D’où l’intérêt de cet essai prospectif randomisé et contrôlé qui s’est proposé d’évaluer l'efficacité d'un apport protéique élevé de 2,0 à 2,2 g/kg/jour et d'un exercice physique précoce par rapport à un apport protéique recommandé de 1,4 à 1,5 g/kg/jour et à une kinésithérapie de routine, sur le pronostic des patients en état critique. Une version résumée du score de composante physique (PCS) de l'échelle d’évaluation de la qualité de vie SF-36 a été utilisée comme mesure principale des résultats après 3 et 6 mois de randomisation. Les critères d'évaluation secondaires comprenaient la mesure de la perte de force musculaire liée au séjour en USC sur la force de préhension à la sortie de l’unité, la durée de la ventilation mécanique, la durée du séjour en USC et la mortalité en USC, ainsi qu’à l'hôpital.

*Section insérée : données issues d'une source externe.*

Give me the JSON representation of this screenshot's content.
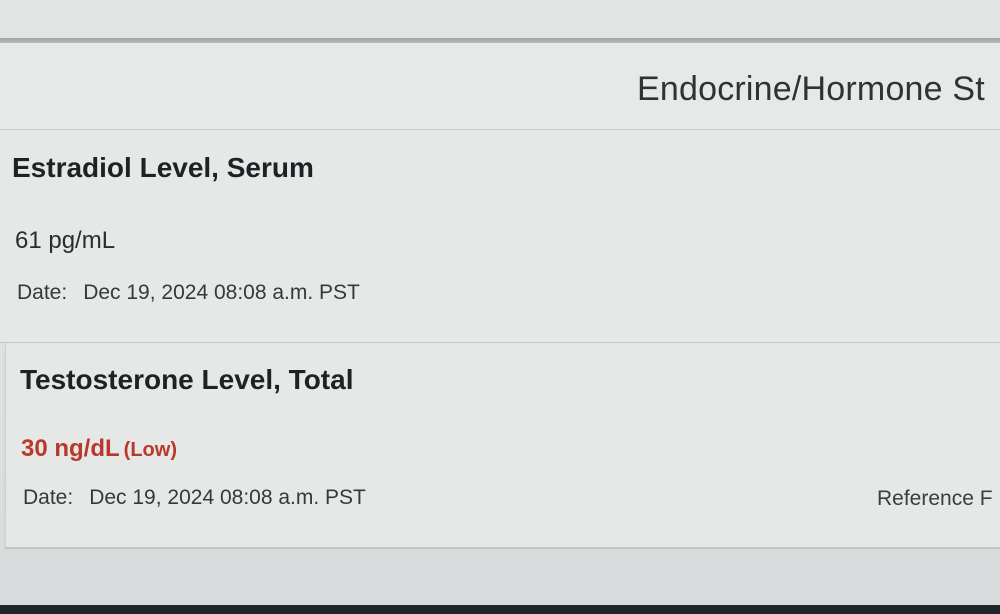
{
  "section": {
    "title": "Endocrine/Hormone St"
  },
  "results": [
    {
      "name": "Estradiol Level, Serum",
      "value": "61 pg/mL",
      "date_label": "Date:",
      "date": "Dec 19, 2024 08:08 a.m. PST"
    },
    {
      "name": "Testosterone Level, Total",
      "value": "30 ng/dL",
      "flag": "(Low)",
      "date_label": "Date:",
      "date": "Dec 19, 2024 08:08 a.m. PST",
      "reference_label": "Reference F"
    }
  ],
  "colors": {
    "abnormal_value": "#b8392a",
    "text_primary": "#1f2224",
    "background": "#e6e8e7"
  }
}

Tous les patients sous ventilation mécanique devaient séjourner en USC pendant au moins 4 jours pour être éligibles après randomisation. Ont été exclus les femmes enceintes et les patients moribonds, sous ventilation pendant plus de 96 h avant l'inclusion, incapables de marcher sans assistance avant l’hospitalisation, avec déficience cognitive grave avant l'hospitalisation, avec maladies neuromusculaires qui compromettraient le sevrage de la ventilation, avec fracture pelvienne aiguë, traumatisme rachidien instable, ou pathologie hépatique grave. Enfin, certains patients n’ont pu être inclus dans le programme d'exercices de résistance en raison de facteurs limitatifs temporaires : curarisation, fortes doses d’inotropes, ventilation mécanique avec une FiO2 ≥ 60 % et/ou une PEEP ≥ 12 cm H2O, hypertension intracrânienne, abdomen ouvert et état épileptique non contrôlé.

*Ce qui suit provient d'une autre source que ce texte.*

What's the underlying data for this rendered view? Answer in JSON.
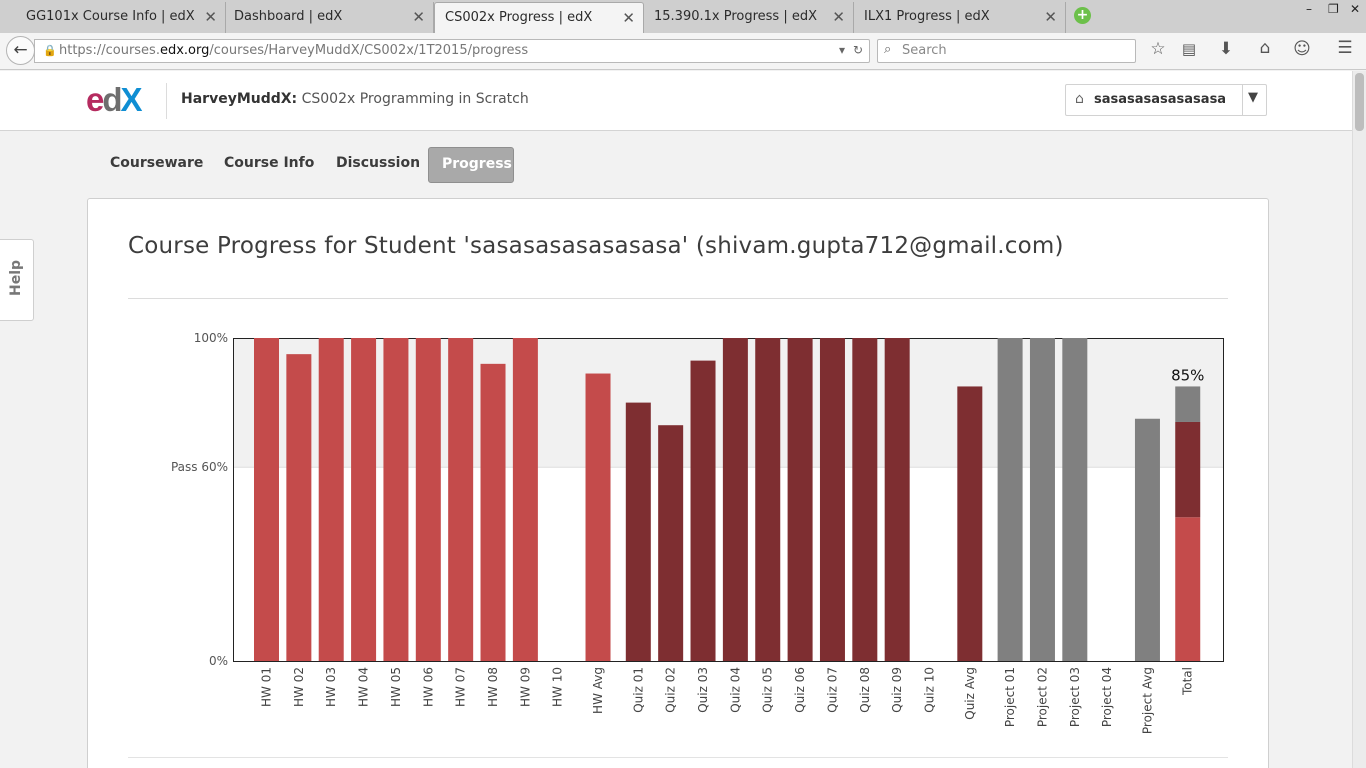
{
  "browser": {
    "tabs": [
      {
        "label": "GG101x Course Info | edX",
        "active": false
      },
      {
        "label": "Dashboard | edX",
        "active": false
      },
      {
        "label": "CS002x Progress | edX",
        "active": true
      },
      {
        "label": "15.390.1x Progress | edX",
        "active": false
      },
      {
        "label": "ILX1 Progress | edX",
        "active": false
      }
    ],
    "url_prefix": "https://courses.",
    "url_host": "edx.org",
    "url_path": "/courses/HarveyMuddX/CS002x/1T2015/progress",
    "search_placeholder": "Search"
  },
  "header": {
    "logo": {
      "e": "e",
      "d": "d",
      "x": "X"
    },
    "org": "HarveyMuddX:",
    "course": "CS002x Programming in Scratch",
    "username": "sasasasasasasasa"
  },
  "course_nav": [
    "Courseware",
    "Course Info",
    "Discussion",
    "Progress"
  ],
  "active_nav": "Progress",
  "help_label": "Help",
  "progress": {
    "title": "Course Progress for Student 'sasasasasasasasa' (shivam.gupta712@gmail.com)"
  },
  "colors": {
    "homework": "#c44b4b",
    "quiz": "#7e2e31",
    "project": "#808080",
    "pass_band": "#f1f1f1",
    "active_tab": "#a9a9a9"
  },
  "chart_data": {
    "type": "bar",
    "y_ticks": [
      {
        "label": "100%",
        "value": 100
      },
      {
        "label": "Pass 60%",
        "value": 60
      },
      {
        "label": "0%",
        "value": 0
      }
    ],
    "ylim": [
      0,
      100
    ],
    "pass_threshold": 60,
    "total_label": "85%",
    "bars": [
      {
        "label": "HW 01",
        "value": 100,
        "group": "homework"
      },
      {
        "label": "HW 02",
        "value": 95,
        "group": "homework"
      },
      {
        "label": "HW 03",
        "value": 100,
        "group": "homework"
      },
      {
        "label": "HW 04",
        "value": 100,
        "group": "homework"
      },
      {
        "label": "HW 05",
        "value": 100,
        "group": "homework"
      },
      {
        "label": "HW 06",
        "value": 100,
        "group": "homework"
      },
      {
        "label": "HW 07",
        "value": 100,
        "group": "homework"
      },
      {
        "label": "HW 08",
        "value": 92,
        "group": "homework"
      },
      {
        "label": "HW 09",
        "value": 100,
        "group": "homework"
      },
      {
        "label": "HW 10",
        "value": 0,
        "group": "homework"
      },
      {
        "label": "HW Avg",
        "value": 89,
        "group": "homework",
        "gap_before": true
      },
      {
        "label": "Quiz 01",
        "value": 80,
        "group": "quiz",
        "gap_before": true
      },
      {
        "label": "Quiz 02",
        "value": 73,
        "group": "quiz"
      },
      {
        "label": "Quiz 03",
        "value": 93,
        "group": "quiz"
      },
      {
        "label": "Quiz 04",
        "value": 100,
        "group": "quiz"
      },
      {
        "label": "Quiz 05",
        "value": 100,
        "group": "quiz"
      },
      {
        "label": "Quiz 06",
        "value": 100,
        "group": "quiz"
      },
      {
        "label": "Quiz 07",
        "value": 100,
        "group": "quiz"
      },
      {
        "label": "Quiz 08",
        "value": 100,
        "group": "quiz"
      },
      {
        "label": "Quiz 09",
        "value": 100,
        "group": "quiz"
      },
      {
        "label": "Quiz 10",
        "value": 0,
        "group": "quiz"
      },
      {
        "label": "Quiz Avg",
        "value": 85,
        "group": "quiz",
        "gap_before": true
      },
      {
        "label": "Project 01",
        "value": 100,
        "group": "project",
        "gap_before": true
      },
      {
        "label": "Project 02",
        "value": 100,
        "group": "project"
      },
      {
        "label": "Project 03",
        "value": 100,
        "group": "project"
      },
      {
        "label": "Project 04",
        "value": 0,
        "group": "project"
      },
      {
        "label": "Project Avg",
        "value": 75,
        "group": "project",
        "gap_before": true
      },
      {
        "label": "Total",
        "group": "total",
        "gap_before": true,
        "segments": [
          {
            "group": "homework",
            "value": 44.5
          },
          {
            "group": "quiz",
            "value": 29.5
          },
          {
            "group": "project",
            "value": 11
          }
        ]
      }
    ]
  }
}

Un meilleur taux de survie
Cent quatre-vingt-un patients ont été inclus : 87 dans le
groupe exercice et alimentation hyperprotéinée (HPE) et 94 dans le
groupe témoin. Les patients du groupe HPE ont été soumis à deux
séances quotidiennes de 15 minutes de vélo ergométrique ; la
résistance du vélo ergométrique a été augmentée progressivement au
cours de la première semaine. Ces séances ont commencé
immédiatement après la randomisation et se sont poursuivies jusqu'à
la sortie de l'hôpital, le décès ou 21 jours de séjour dans l'étude
(selon l’éventualité première). Dans le groupe témoin, les patients
ont été soumis au protocole de physiothérapie de l'USC qui
comprenait des mouvements passifs et actifs au moins deux fois par
jour.
La calorimétrie indirecte a déterminé la dépense énergétique
et a guidé l'apport calorique des patients randomisés dans le
groupe HPE et dans le groupe témoin.
Cet essai prospectif randomisé et contrôlé, indique qu'un apport élevé en protéines et un entraînement physique améliorent la qualité de vie physique des patients en état critique malades, à 3 et 6 mois, réduisent le taux de mortalité et la diminution de la force musculaire (mesurée par la force des poignées). Résultats prometteurs qui doivent être néanmoins confirmés par d'autres essais contrôlés multicentriques et randomisés qui devront tenir compte des limites de cette étude, à savoir : le protocole nutritionnel n'a pas été réalisé en aveugle par le personnel, ce qui peut introduire un biais ; bien que la calorimétrie indirecte ait été utilisée chez tous les patients, seules quelques mesures ont été rapportées chez certains d'entre eux en raison des limitations inhérentes à la ventilation mécanique (FiO2 ou PEP élevée) ou au sevrage rapide de la ventilation ; il n'a pas été possible de mesurer la force de préhension de tous les patients. Enfin, les patients particulièrement instables ont été exclus de l’étude, par définition, or ce sont eux qui perdent rapidement leur force musculaire.